Of course, we’re interested in the employment law link on this blog. This leads to the important question of this post – what are the implications if an employee is terminated because the employer finds his or her name among the gigabytes of account information from Ashley Madison?

The Wisconsin Fair Employment Act creates two protected classes not found in federal law relevant to this discussion: (1) arrest or conviction record; and (2) use or nonuse of lawful products off the employer’s premises during nonworking hours.

The protected class of arrest or conviction record is raised here because adultery is a crime in Wisconsin. Wisconsin Statutes Chapter 944 addresses Crimes Against Sexual Morality, and Wisconsin Statute § 944.16 prohibits adultery. Specifically,

Whoever does either of the following is guilty of a Class I felony:

  • A married person who has sexual intercourse with a person not the married person’s spouse; or
  • A person who has sexual intercourse with a person who is married to another.

So an employer who makes an adverse employment decision based on an individual’s arrest or conviction for adultery may face liability under the Wisconsin Fair Employment Act. However, this would really only be relevant if a person was actually arrested or convicted for adultery. Moreover, under the Onalaska defense of Wisconsin law, an employer can take an adverse action when it is not based on an arrest or conviction but rather based on the employer’s own investigation and questioning that the individual committed an offense. Thus, if an employee is not arrested or convicted or if the employer is strictly relying on its own investigation, the employer probably is not facing liability under this protected class.
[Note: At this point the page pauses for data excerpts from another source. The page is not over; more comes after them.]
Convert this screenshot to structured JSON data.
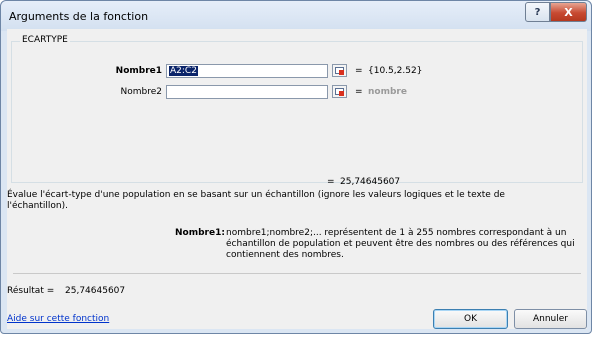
{
  "window": {
    "title": "Arguments de la fonction",
    "help_glyph": "?",
    "close_glyph": "X"
  },
  "function_name": "ECARTYPE",
  "args": [
    {
      "label": "Nombre1",
      "value": "A2:C2",
      "result": "{10.5,2.52}"
    },
    {
      "label": "Nombre2",
      "value": "",
      "result": "nombre"
    }
  ],
  "equals_sign": "=",
  "formula_result": "25,74645607",
  "description": "Évalue l'écart-type d'une population en se basant sur un échantillon (ignore les valeurs logiques et le texte de l'échantillon).",
  "arg_help": {
    "label": "Nombre1:",
    "text": "nombre1;nombre2;... représentent de 1 à 255 nombres correspondant à un échantillon de population et peuvent être des nombres ou des références qui contiennent des nombres."
  },
  "result_line": {
    "label": "Résultat =",
    "value": "25,74645607"
  },
  "help_link": "Aide sur cette fonction",
  "buttons": {
    "ok": "OK",
    "cancel": "Annuler"
  }
}
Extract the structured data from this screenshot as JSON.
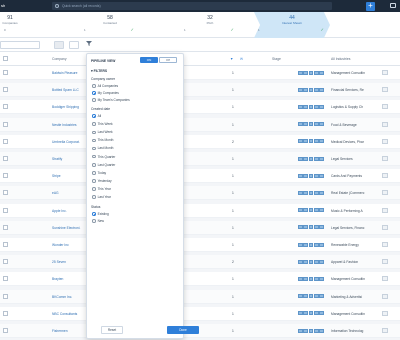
{
  "app": {
    "title": "sh"
  },
  "search": {
    "placeholder": "Quick search (all records)"
  },
  "stages": [
    {
      "num": "91",
      "label": "Companies",
      "count": "0"
    },
    {
      "num": "58",
      "label": "Contacted",
      "count": "1"
    },
    {
      "num": "32",
      "label": "Pitch",
      "count": "1"
    },
    {
      "num": "44",
      "label": "Interest Shown",
      "count": "1"
    }
  ],
  "columns": {
    "company": "Company",
    "stage": "Stage",
    "industries": "All Industries"
  },
  "rows": [
    {
      "company": "Baldwin Pleasure",
      "num": "1",
      "industry": "Management Consultin"
    },
    {
      "company": "Bottled Spam LLC",
      "num": "1",
      "industry": "Financial Services, Re"
    },
    {
      "company": "Boddiger Shipping",
      "num": "1",
      "industry": "Logistics & Supply Ch"
    },
    {
      "company": "Nestle Industries",
      "num": "1",
      "industry": "Food & Beverage"
    },
    {
      "company": "Umbrella Corporat.",
      "num": "2",
      "industry": "Medical Devices, Phar"
    },
    {
      "company": "Stratify",
      "num": "1",
      "industry": "Legal Services"
    },
    {
      "company": "Stripe",
      "num": "1",
      "industry": "Cards And Payments"
    },
    {
      "company": "eAG",
      "num": "1",
      "industry": "Real Estate (Commerc"
    },
    {
      "company": "Apple Inc.",
      "num": "1",
      "industry": "Music & Performing A"
    },
    {
      "company": "Sunshine Electroni.",
      "num": "1",
      "industry": "Legal Services, Financ"
    },
    {
      "company": "Wonder Inc",
      "num": "1",
      "industry": "Renewable Energy"
    },
    {
      "company": "25 Seven",
      "num": "2",
      "industry": "Apparel & Fashion"
    },
    {
      "company": "Brayten",
      "num": "1",
      "industry": "Management Consultin"
    },
    {
      "company": "BKComm Inc.",
      "num": "1",
      "industry": "Marketing & Advertisi"
    },
    {
      "company": "NBC Consultants",
      "num": "1",
      "industry": "Management Consultin"
    },
    {
      "company": "Fishermen",
      "num": "1",
      "industry": "Information Technolog"
    }
  ],
  "panel": {
    "pipeline_view": "PIPELINE VIEW",
    "on": "ON",
    "off": "Off",
    "filters": "FILTERS",
    "company_owner_title": "Company owner",
    "owner_options": [
      "All Companies",
      "My Companies",
      "My Team's Companies"
    ],
    "created_date_title": "Created date",
    "date_options": [
      "All",
      "This Week",
      "Last Week",
      "This Month",
      "Last Month",
      "This Quarter",
      "Last Quarter",
      "Today",
      "Yesterday",
      "This Year",
      "Last Year"
    ],
    "status_title": "Status",
    "status_options": [
      "Existing",
      "New"
    ],
    "reset": "Reset",
    "done": "Done"
  }
}
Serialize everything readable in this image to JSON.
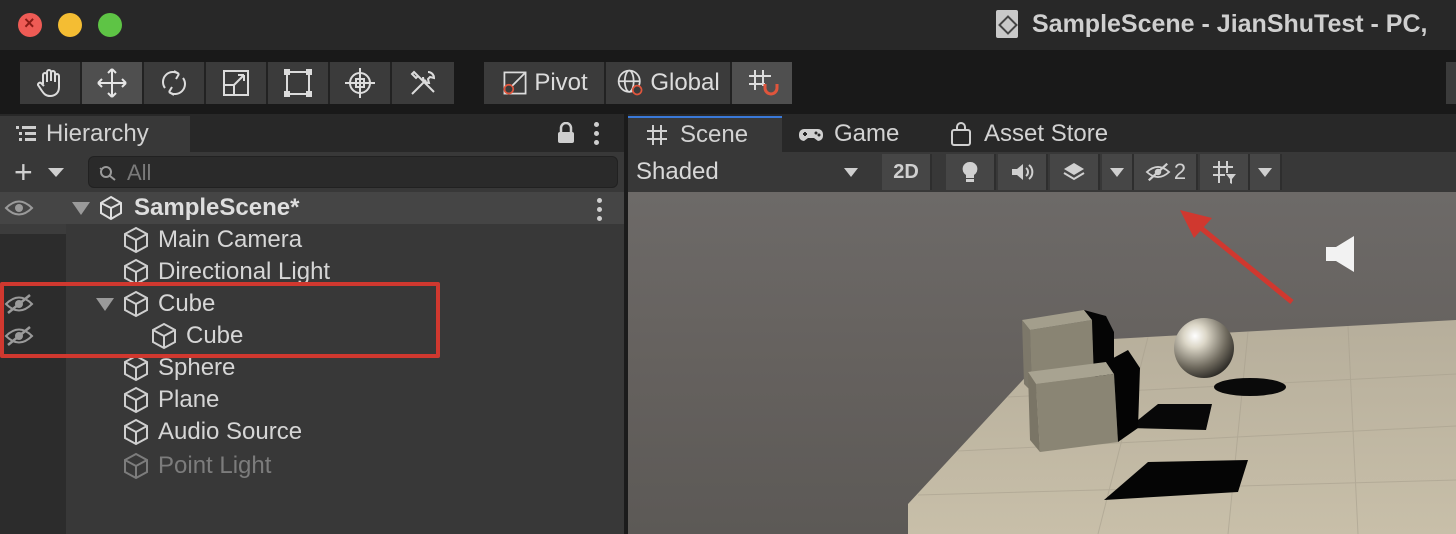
{
  "window": {
    "title": "SampleScene - JianShuTest - PC,"
  },
  "toolbar": {
    "tools": [
      "hand-tool",
      "move-tool",
      "rotate-tool",
      "scale-tool",
      "rect-tool",
      "transform-tool",
      "custom-tool"
    ],
    "pivot_label": "Pivot",
    "global_label": "Global"
  },
  "hierarchy": {
    "tab_label": "Hierarchy",
    "search_placeholder": "All",
    "scene_name": "SampleScene*",
    "items": [
      {
        "label": "Main Camera"
      },
      {
        "label": "Directional Light"
      },
      {
        "label": "Cube",
        "hidden": true
      },
      {
        "label": "Cube",
        "hidden": true
      },
      {
        "label": "Sphere"
      },
      {
        "label": "Plane"
      },
      {
        "label": "Audio Source"
      },
      {
        "label": "Point Light",
        "disabled": true
      }
    ]
  },
  "scene_view": {
    "tabs": [
      "Scene",
      "Game",
      "Asset Store"
    ],
    "draw_mode": "Shaded",
    "mode_2d": "2D",
    "hidden_count": "2"
  },
  "colors": {
    "highlight": "#d0382f",
    "active_tab_accent": "#3a79d8",
    "ground": "#c2b9a4"
  }
}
Perhaps the more interesting protected class to this discussion is the protection for use or nonuse of lawful products off the employer’s premises during nonworking hours. Most of the decisions dealing with this protected class address use of alcohol or drugs, so there is not clear precedent to go by. However, Ashley Madison seems to fit the bill of a lawful product, as morally offensive as it may be. If the employee’s use of the Ashley Madison website is strictly during nonworking hours, then the employee is likely protected from an adverse decision based on that conduct. But if the employee is using the site during working hours, then an adverse decision based on that use is not protected. The best policy for employers in these circumstances is to have a clear, well-articulated policy that prohibits the use of company devices for purposes not related to work.